The survey of pornography users was not random, but was broad enough to demonstrate that the common stereotypes are wrong: unsurprisingly, given that pornography users make up about a third of Australian adults, they are fairly representative of the broader population, with the major exception being that fewer than one in five of the respondents were women. (It is notable here that only 15% of women respondents read "pornographic novels", which suggests the exclusion from the survey of "erotic novels", sold in ordinary bookshops and not considered pornography. These would surely qualify as pornography under a functional definition, and including their readers might have levelled the sex balance.) Some excerpts from the responses to open-ended survey questions give a more personal perspective on the survey statistics.
Detailed analysis of the most popular Australian DVD titles shows that, even with broad definitions, fewer than 2% of scenes have any kind of violence. The total ban on violence in the Australian X-rated category seems to have worked. Another finding was that "pornography does not really objectify women more than men... On some measures, men are the more active sexual subjects... on others, it's the women." The Internet is a lot more diverse, but despite extensive efforts the authors managed to find not a single site with actual rape photographs, and only a handful of sites with faked ones.
There is no evidence that pornography causes harm to its users: the studies that suggest this have involved pushing pornography on non-users in artificial laboratory experiments. In contrast, there has been almost no attempts to study the beneficial effects of pornography, even though consumers overwhelmingly report positive effects: "Pornography has made them more relaxed and comfortable, more tolerant and open-minded. It has given them pleasure and improved their relationships."

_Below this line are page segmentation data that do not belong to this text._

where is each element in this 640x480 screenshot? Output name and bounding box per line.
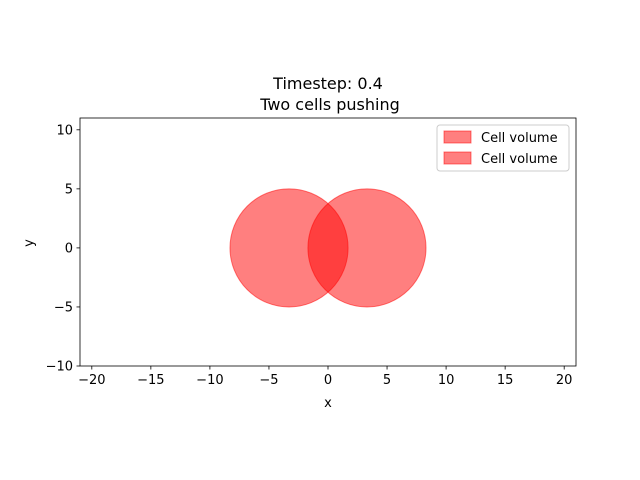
- legend-swatch-cell-volume-1: [443, 130, 472, 144]
- chart-subtitle: Two cells pushing: [259, 95, 400, 114]
- x-tick-label: 20: [556, 373, 573, 388]
- x-tick-label: 10: [438, 373, 455, 388]
- x-axis-label: x: [324, 396, 332, 411]
- x-tick-label: −5: [259, 373, 278, 388]
- chart-title: Timestep: 0.4: [272, 74, 383, 93]
- x-axis-ticks: −20 −15 −10 −5 0 5 10 15 20: [78, 366, 572, 388]
- x-tick-label: 15: [497, 373, 514, 388]
- y-tick-label: 10: [56, 123, 73, 138]
- x-tick-label: −15: [137, 373, 164, 388]
- y-tick-label: 0: [65, 241, 73, 256]
- legend-label-cell-volume-2: Cell volume: [481, 152, 558, 167]
- x-tick-label: −10: [196, 373, 223, 388]
- legend: Cell volume Cell volume: [436, 124, 570, 172]
- y-tick-label: −10: [46, 360, 73, 375]
- y-tick-label: 5: [65, 182, 73, 197]
- legend-swatch-cell-volume-2: [443, 151, 472, 165]
- cell-circle-2: [307, 188, 427, 308]
- plot-area-frame: [79, 117, 577, 367]
- x-tick-label: −20: [78, 373, 105, 388]
- legend-label-cell-volume-1: Cell volume: [481, 131, 558, 146]
- cells-layer: [229, 188, 427, 308]
- x-tick-label: 0: [324, 373, 332, 388]
- y-tick-label: −5: [54, 300, 73, 315]
- y-axis-ticks: −10 −5 0 5 10: [46, 123, 80, 375]
- y-axis-label: y: [22, 239, 37, 247]
- x-tick-label: 5: [383, 373, 391, 388]
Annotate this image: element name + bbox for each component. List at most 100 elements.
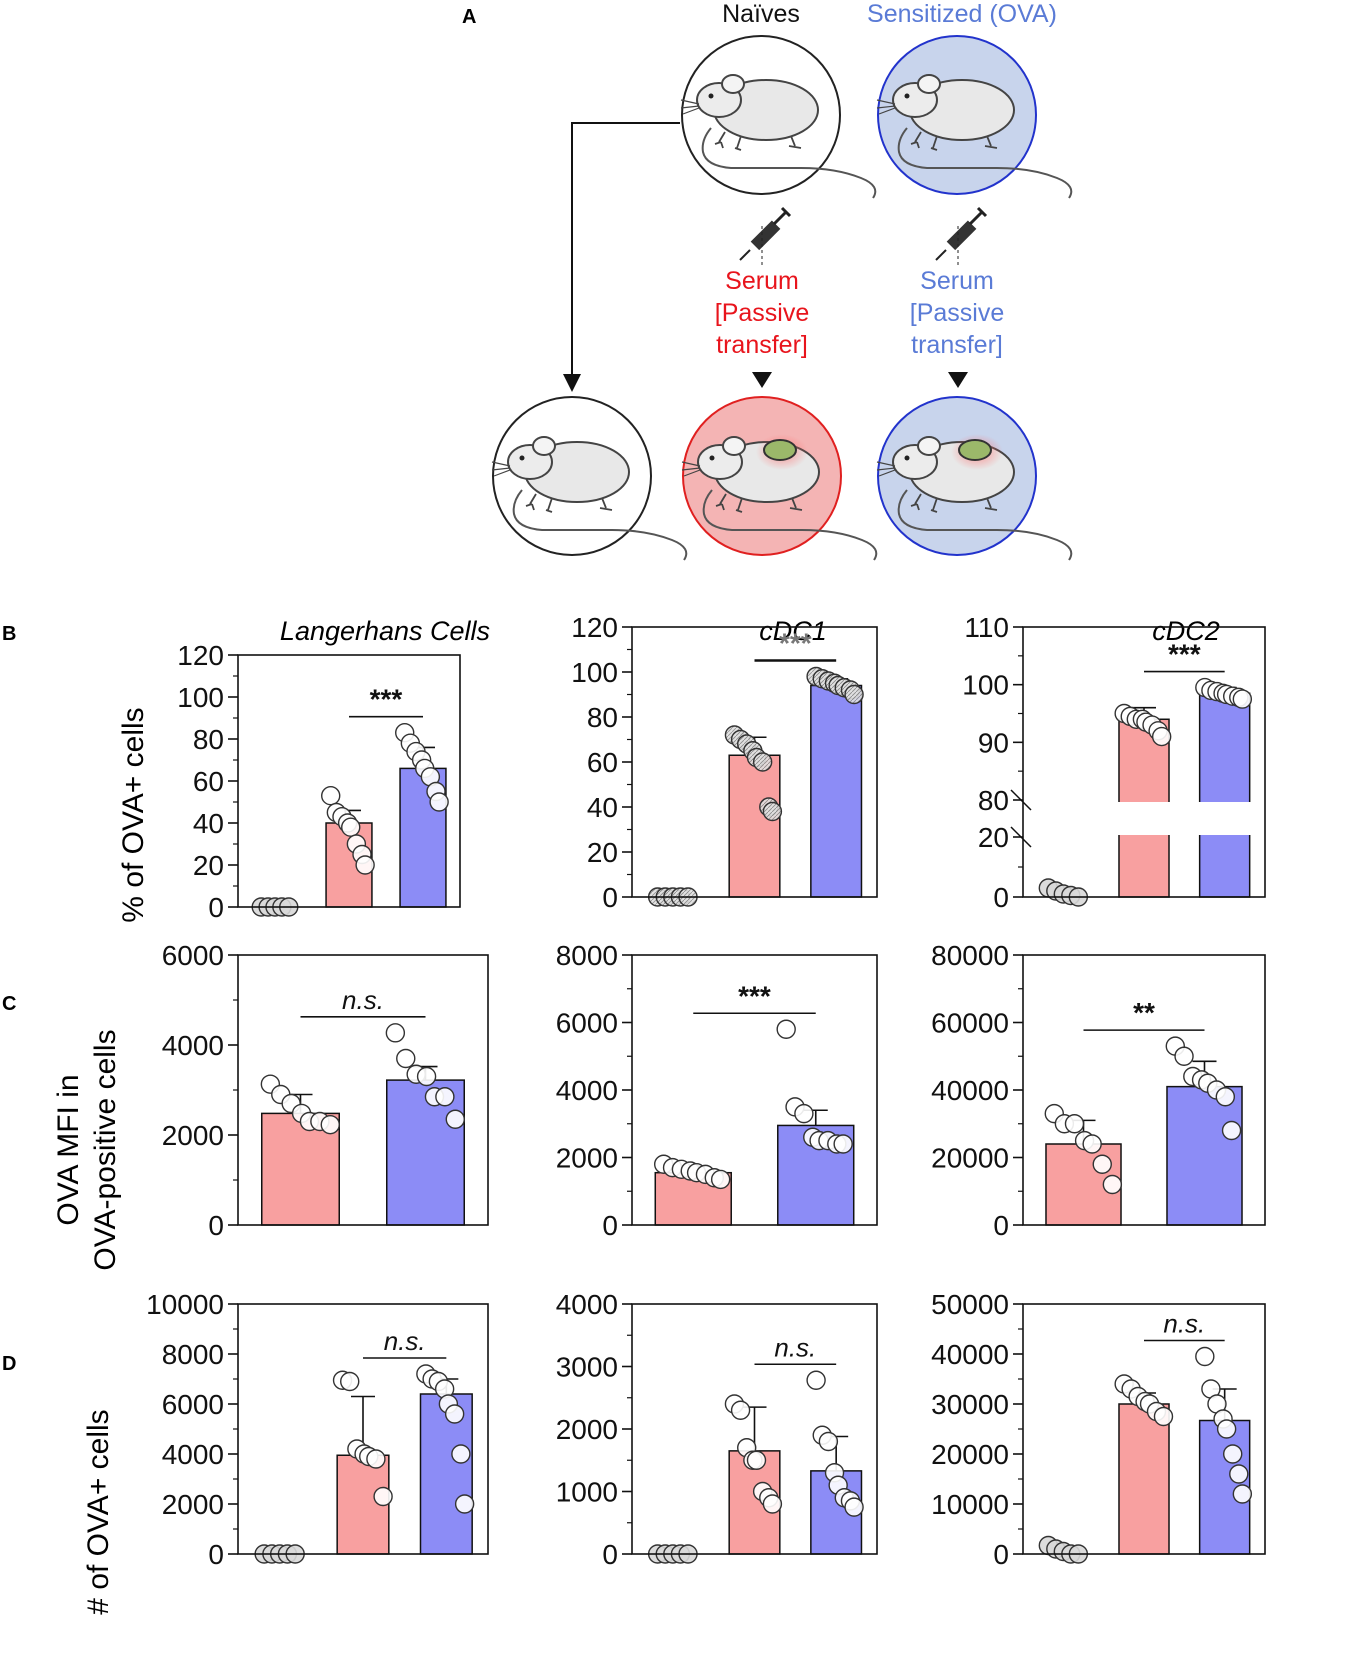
ylabel-row-c-line1: OVA MFI in <box>52 1074 85 1225</box>
y-tick-label: 80000 <box>931 940 1009 971</box>
y-tick-label: 2000 <box>162 1489 224 1520</box>
data-point <box>416 1066 437 1087</box>
data-point <box>445 1109 465 1129</box>
data-point <box>806 1370 826 1390</box>
data-point <box>746 1450 767 1470</box>
data-point <box>730 1400 751 1420</box>
plot-frame <box>1022 626 1266 898</box>
panel-label-a: A <box>462 6 476 28</box>
y-tick-label: 2000 <box>556 1414 618 1445</box>
data-point <box>321 786 341 806</box>
syringe-icon <box>738 206 792 268</box>
chart-c-langerhans: 0 2000 4000 6000 n.s. <box>162 940 489 1241</box>
data-point <box>1151 726 1172 747</box>
data-point <box>451 1444 471 1464</box>
y-tick-label: 4000 <box>556 1075 618 1106</box>
y-tick-label: 60 <box>587 747 618 778</box>
y-tick-label: 6000 <box>162 1389 224 1420</box>
y-tick-label: 90 <box>978 727 1009 758</box>
data-point <box>1221 1120 1242 1141</box>
data-point <box>762 801 783 822</box>
svg-text:Serum: Serum <box>725 267 799 295</box>
svg-text:transfer]: transfer] <box>716 331 808 359</box>
y-tick-label: 0 <box>602 1539 618 1570</box>
arrow-line <box>571 122 680 378</box>
data-point <box>776 1019 796 1039</box>
chart-b-langerhans: 0 20 40 60 80 100 120 *** <box>177 640 461 923</box>
y-tick-label: 30000 <box>931 1389 1009 1420</box>
y-tick-label: 60 <box>193 766 224 797</box>
significance-label: n.s. <box>1163 1309 1205 1339</box>
group-label-naive: Naïves <box>722 0 800 28</box>
y-tick-label: 80 <box>587 702 618 733</box>
axis-break-gap <box>993 802 1275 835</box>
serum-label-blue: Serum [Passive transfer] <box>910 267 1004 359</box>
data-point <box>833 1134 853 1154</box>
bar <box>728 754 781 898</box>
bar <box>386 1079 465 1226</box>
y-tick-label: 8000 <box>556 940 618 971</box>
chart-c-cdc2: 0 20000 40000 60000 80000 ** <box>931 940 1266 1241</box>
significance-label: *** <box>738 980 771 1011</box>
svg-text:Serum: Serum <box>920 267 994 295</box>
data-point <box>844 684 864 705</box>
y-tick-label: 20 <box>978 822 1009 853</box>
chart-b-cdc1: 0 20 40 60 80 100 120 *** <box>571 612 878 913</box>
data-point <box>320 1114 340 1135</box>
column-title-cdc1: cDC1 <box>759 616 827 646</box>
y-tick-label: 10000 <box>931 1489 1009 1520</box>
y-tick-label: 60000 <box>931 1008 1009 1039</box>
data-point <box>340 1371 360 1392</box>
significance-label: ** <box>1133 997 1155 1028</box>
chart-c-cdc1: 0 2000 4000 6000 8000 *** <box>556 940 878 1241</box>
y-tick-label: 2000 <box>162 1120 224 1151</box>
y-tick-label: 4000 <box>162 1030 224 1061</box>
chart-b-cdc2: 0 20 80 90 100 110 *** <box>962 612 1275 913</box>
significance-label: n.s. <box>774 1332 816 1362</box>
serum-label-red: Serum [Passive transfer] <box>715 267 809 359</box>
panel-label-c: C <box>2 993 16 1015</box>
y-tick-label: 0 <box>208 892 224 923</box>
y-tick-label: 6000 <box>556 1008 618 1039</box>
data-point <box>1195 1346 1215 1367</box>
data-point <box>435 1087 455 1107</box>
untreated-mouse <box>491 396 688 561</box>
panel-label-b: B <box>2 623 16 645</box>
data-point <box>396 1048 416 1069</box>
y-tick-label: 3000 <box>556 1352 618 1383</box>
data-point <box>1082 1134 1102 1154</box>
y-tick-label: 0 <box>208 1210 224 1241</box>
y-tick-label: 20 <box>587 837 618 868</box>
y-tick-label: 6000 <box>162 940 224 971</box>
data-point <box>1215 1087 1236 1107</box>
y-tick-label: 4000 <box>556 1289 618 1320</box>
data-point <box>341 817 361 837</box>
y-tick-label: 10000 <box>146 1289 224 1320</box>
data-point <box>385 1023 406 1043</box>
y-tick-label: 0 <box>993 1210 1009 1241</box>
y-tick-label: 40 <box>587 792 618 823</box>
chart-d-langerhans: 0 2000 4000 6000 8000 10000 n.s. <box>146 1289 489 1570</box>
y-tick-label: 20000 <box>931 1143 1009 1174</box>
data-point <box>844 1497 864 1517</box>
y-tick-label: 100 <box>962 670 1009 701</box>
data-point <box>1174 1046 1194 1066</box>
svg-text:[Passive: [Passive <box>910 299 1004 327</box>
y-tick-label: 100 <box>571 657 618 688</box>
y-tick-label: 50000 <box>931 1289 1009 1320</box>
bar <box>1118 1403 1170 1555</box>
y-tick-label: 40000 <box>931 1339 1009 1370</box>
data-point <box>373 1486 393 1507</box>
sensitized-donor-mouse <box>876 35 1073 199</box>
data-point <box>1232 1484 1253 1504</box>
data-point <box>1216 1419 1237 1439</box>
data-point <box>1223 1444 1243 1464</box>
significance-label: *** <box>370 684 403 715</box>
bar <box>1198 692 1251 898</box>
bar <box>810 684 863 898</box>
y-tick-label: 0 <box>602 882 618 913</box>
ylabel-row-b: % of OVA+ cells <box>117 707 150 922</box>
y-tick-label: 20000 <box>931 1439 1009 1470</box>
data-point <box>1153 1406 1174 1427</box>
y-tick-label: 0 <box>993 882 1009 913</box>
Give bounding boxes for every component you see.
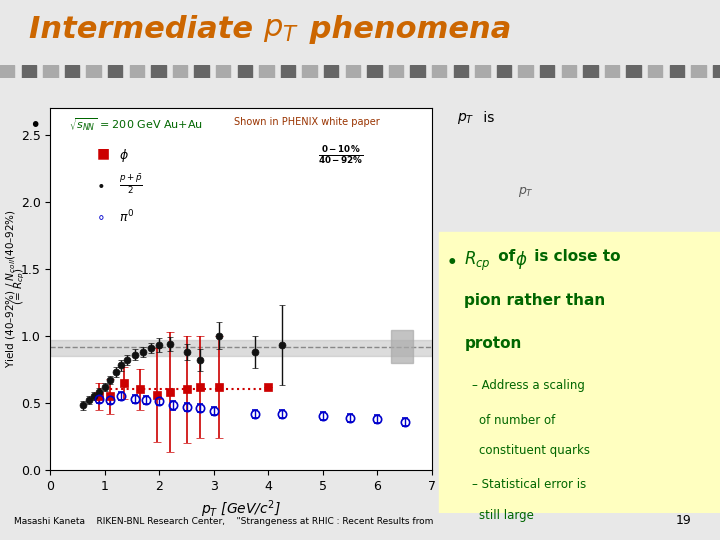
Bar (346, 65, 360, 78)
Bar (108, 65, 122, 78)
Text: – Note : Those are expected to be merged at very high: – Note : Those are expected to be merged… (65, 185, 413, 198)
X-axis label: $p_T$ [GeV/$c^2$]: $p_T$ [GeV/$c^2$] (201, 498, 282, 519)
Bar (238, 65, 252, 78)
Text: – Statistical error is: – Statistical error is (472, 478, 586, 491)
Text: •: • (446, 254, 457, 272)
Bar (367, 65, 382, 78)
Bar (324, 65, 338, 78)
Text: of number of: of number of (479, 414, 555, 427)
Text: $\frac{p+\bar{p}}{2}$: $\frac{p+\bar{p}}{2}$ (119, 172, 143, 195)
Text: Energy loss effect in proton at intermediate: Energy loss effect in proton at intermed… (50, 111, 359, 125)
Text: still large: still large (479, 509, 534, 522)
Bar (259, 65, 274, 78)
Text: different from pion: different from pion (50, 150, 181, 164)
Bar (389, 65, 403, 78)
Text: $\bullet$: $\bullet$ (96, 177, 104, 191)
Text: pion rather than: pion rather than (464, 293, 606, 308)
Bar (0, 65, 14, 78)
Bar (22, 65, 36, 78)
Bar (173, 65, 187, 78)
Text: 19: 19 (675, 514, 691, 526)
Bar (626, 65, 641, 78)
Text: constituent quarks: constituent quarks (479, 444, 590, 457)
Text: Masashi Kaneta    RIKEN-BNL Research Center,    "Strangeness at RHIC : Recent Re: Masashi Kaneta RIKEN-BNL Research Center… (14, 517, 433, 526)
Bar (648, 65, 662, 78)
Bar (670, 65, 684, 78)
Bar (439, 232, 720, 535)
Bar (583, 65, 598, 78)
Text: $p_T$: $p_T$ (457, 111, 474, 126)
Bar (65, 65, 79, 78)
Bar (43, 65, 58, 78)
Bar (410, 65, 425, 78)
Text: phenomena: phenomena (299, 15, 511, 44)
Bar (151, 65, 166, 78)
Text: $\sqrt{s_{NN}}$ = 200 GeV Au+Au: $\sqrt{s_{NN}}$ = 200 GeV Au+Au (69, 117, 204, 133)
Bar (391, 330, 413, 362)
Bar (454, 65, 468, 78)
Text: $R_{cp}$: $R_{cp}$ (464, 249, 491, 273)
Bar (216, 65, 230, 78)
Bar (50, 340, 432, 356)
Bar (194, 65, 209, 78)
Text: of: of (493, 249, 521, 265)
Text: $\phi$: $\phi$ (119, 146, 129, 164)
Text: Intermediate: Intermediate (29, 15, 264, 44)
Text: – Address a scaling: – Address a scaling (472, 379, 585, 392)
Bar (130, 65, 144, 78)
Text: $p_T$: $p_T$ (518, 185, 534, 199)
Bar (713, 65, 720, 78)
Text: $\blacksquare$: $\blacksquare$ (96, 148, 110, 162)
Text: $p_T$: $p_T$ (263, 15, 299, 44)
Bar (281, 65, 295, 78)
Text: (= $R_{cp}$): (= $R_{cp}$) (13, 268, 27, 305)
Text: $\pi^0$: $\pi^0$ (119, 208, 134, 225)
Text: is: is (479, 111, 494, 125)
Bar (540, 65, 554, 78)
Text: is close to: is close to (529, 249, 621, 265)
Bar (86, 65, 101, 78)
Bar (605, 65, 619, 78)
Bar (475, 65, 490, 78)
Bar (691, 65, 706, 78)
Text: Shown in PHENIX white paper: Shown in PHENIX white paper (233, 117, 379, 127)
Bar (497, 65, 511, 78)
Bar (518, 65, 533, 78)
Text: $\circ$: $\circ$ (96, 210, 104, 224)
Bar (562, 65, 576, 78)
Bar (432, 65, 446, 78)
Text: •: • (29, 116, 40, 134)
Text: $\phi$: $\phi$ (515, 249, 527, 272)
Text: $\mathbf{\frac{0-10\%}{40-92\%}}$: $\mathbf{\frac{0-10\%}{40-92\%}}$ (318, 144, 363, 166)
Bar (302, 65, 317, 78)
Text: proton: proton (464, 336, 522, 351)
Y-axis label: Yield (0–10%) / $N_{coll}$(0–10%)
Yield (40–92%) / $N_{coll}$(40–92%): Yield (0–10%) / $N_{coll}$(0–10%) Yield … (0, 210, 18, 368)
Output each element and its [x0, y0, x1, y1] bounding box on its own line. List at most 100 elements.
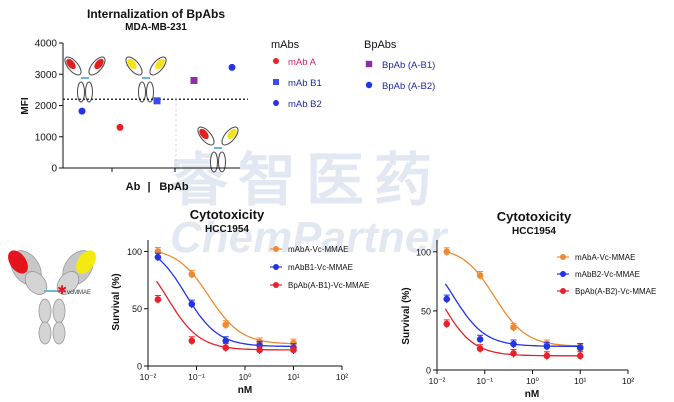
data-point	[510, 340, 517, 348]
chart-title: Cytotoxicity	[497, 209, 572, 224]
chart-subtitle: MDA-MB-231	[125, 22, 187, 33]
watermark-en: ChemPartner	[170, 213, 449, 262]
legend-marker	[273, 100, 279, 106]
legend-title-mabs: mAbs	[271, 39, 300, 51]
fit-curve	[445, 250, 583, 347]
x-tick-label: 10¹	[287, 372, 299, 382]
y-tick-label: 0	[137, 362, 142, 372]
y-tick-label: 100	[127, 247, 142, 257]
data-point	[154, 253, 162, 261]
data-point	[576, 352, 584, 360]
chart-title: Cytotoxicity	[190, 207, 265, 222]
y-axis-label: Survival (%)	[111, 273, 122, 330]
x-axis-label: nM	[238, 385, 252, 396]
data-point	[188, 337, 196, 345]
y-tick-label: 0	[426, 366, 431, 376]
legend-marker	[365, 81, 373, 89]
data-point	[476, 335, 484, 343]
legend-label: mAbA-Vc-MMAE	[575, 253, 635, 262]
y-tick-label: 1000	[35, 132, 58, 143]
data-point	[443, 320, 451, 328]
x-group-label-ab: Ab	[126, 181, 141, 193]
legend-marker	[273, 58, 279, 64]
data-point	[222, 344, 229, 351]
data-point	[222, 321, 229, 329]
x-group-separator: |	[147, 181, 150, 193]
legend-marker	[560, 288, 566, 294]
data-point	[154, 296, 162, 303]
adc-label: vcMMAE	[67, 290, 91, 296]
x-tick-label: 10⁻¹	[188, 372, 205, 382]
legend-marker	[273, 79, 279, 85]
antibody-icon-bispecific	[194, 123, 242, 173]
y-tick-label: 0	[51, 164, 57, 175]
x-group-label-bpab: BpAb	[159, 181, 189, 193]
legend-label: mAbB1-Vc-MMAE	[288, 263, 353, 272]
adc-icon: ✱ vcMMAE	[8, 250, 96, 345]
data-point-mab-b1	[153, 97, 161, 105]
legend-label: BpAb (A-B1)	[382, 60, 435, 71]
legend-marker	[273, 264, 279, 270]
legend-label: BpAb(A-B2)-Vc-MMAE	[575, 287, 656, 296]
legend-label: mAbB2-Vc-MMAE	[575, 270, 640, 279]
drug-star-icon: ✱	[57, 283, 67, 297]
cytotoxicity-chart-2: Cytotoxicity HCC1954 Survival (%) nM 0 50…	[401, 209, 656, 400]
data-point	[443, 248, 451, 256]
data-point-mab-a	[116, 123, 124, 131]
x-tick-label: 10⁰	[526, 376, 539, 386]
x-tick-label: 10²	[336, 372, 348, 382]
y-tick-label: 3000	[35, 70, 58, 81]
legend-title-bpabs: BpAbs	[364, 39, 397, 51]
x-tick-label: 10⁻¹	[476, 376, 493, 386]
x-tick-label: 10⁻²	[140, 372, 157, 382]
y-tick-label: 100	[416, 247, 431, 257]
x-axis-label: nM	[525, 389, 539, 400]
data-point	[222, 337, 229, 345]
legend-label: BpAb (A-B2)	[382, 81, 435, 92]
y-tick-label: 50	[132, 304, 142, 314]
y-axis-label: Survival (%)	[401, 287, 412, 344]
data-point	[543, 343, 551, 350]
legend-marker	[273, 246, 279, 252]
y-tick-label: 2000	[35, 101, 58, 112]
x-tick-label: 10²	[622, 376, 634, 386]
data-point-bpab-a-b1-	[190, 77, 198, 84]
legend: mAbs BpAbs mAb A mAb B1 mAb B2 BpAb (A-B1) B…	[271, 39, 435, 110]
legend-marker	[560, 271, 566, 277]
x-tick-label: 10¹	[574, 376, 586, 386]
data-point	[476, 272, 484, 279]
data-point	[510, 324, 517, 331]
fit-curve	[156, 256, 296, 348]
data-point	[188, 271, 196, 278]
y-axis-label: MFI	[20, 97, 31, 114]
x-tick-label: 10⁻²	[429, 376, 446, 386]
data-point	[510, 350, 517, 357]
cytotoxicity-chart-1: Cytotoxicity HCC1954 Survival (%) nM 0 50…	[111, 207, 369, 396]
data-point	[256, 346, 263, 354]
data-point-mab-b2	[78, 107, 86, 115]
chart-title: Internalization of BpAbs	[87, 7, 225, 21]
antibody-icon-b	[122, 53, 170, 103]
watermark: 睿智医药 ChemPartner	[170, 148, 449, 262]
legend-label: BpAb(A-B1)-Vc-MMAE	[288, 281, 369, 290]
data-point	[576, 344, 584, 351]
y-tick-label: 50	[421, 306, 431, 316]
data-point	[290, 346, 297, 354]
legend-marker	[365, 60, 373, 68]
legend-label: mAb B1	[288, 78, 322, 89]
data-point	[256, 342, 263, 349]
internalization-chart: Internalization of BpAbs MDA-MB-231 MFI …	[20, 7, 435, 193]
legend-marker	[273, 282, 279, 288]
chart-subtitle: HCC1954	[512, 226, 556, 237]
y-tick-label: 4000	[35, 39, 58, 50]
legend-label: mAb A	[288, 57, 317, 68]
data-point	[290, 339, 297, 347]
data-point	[443, 295, 451, 303]
x-tick-label: 10⁰	[239, 372, 252, 382]
legend-marker	[560, 254, 566, 260]
data-point	[188, 300, 196, 308]
data-point	[543, 352, 551, 360]
legend-label: mAbA-Vc-MMAE	[288, 245, 348, 254]
antibody-icon-a	[61, 53, 109, 103]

Part two of The Porn Report addresses some key areas of debate, particularly in the production of pornography. It includes a history of feminist pornography, covering the United States and Australia and surveying the diversity of small amateur productions, disproportionately hindered by censorship. This progresses naturally to a look at the move towards DIY amateur porn, produced non-commercially or at a cottage industry level.
"Protecting the children" has been a rallying call for censorship for a long time. It turns out that actual child pornography — the police prefer to call it "child abuse material" — is extremely hard to find. And evidence-based education has to be central to protecting children from harm, whether from cyberstalking or contact with material they will find disturbing. The Porn Report concludes with an attempt to provide guidelines for ethical pornography: this focuses on health and safety issues and workers' rights in production, but also stresses the power consumers have to influence products.
The Porn Report is essential reading for anyone involved with debates over pornography and censorship in Australia, and would be useful for those in other countries. It is lively but not dramatised and, though it doesn't offer anything startlingly new, it pulls together information from a range of sources and provides some solid evidence to back up intuitions.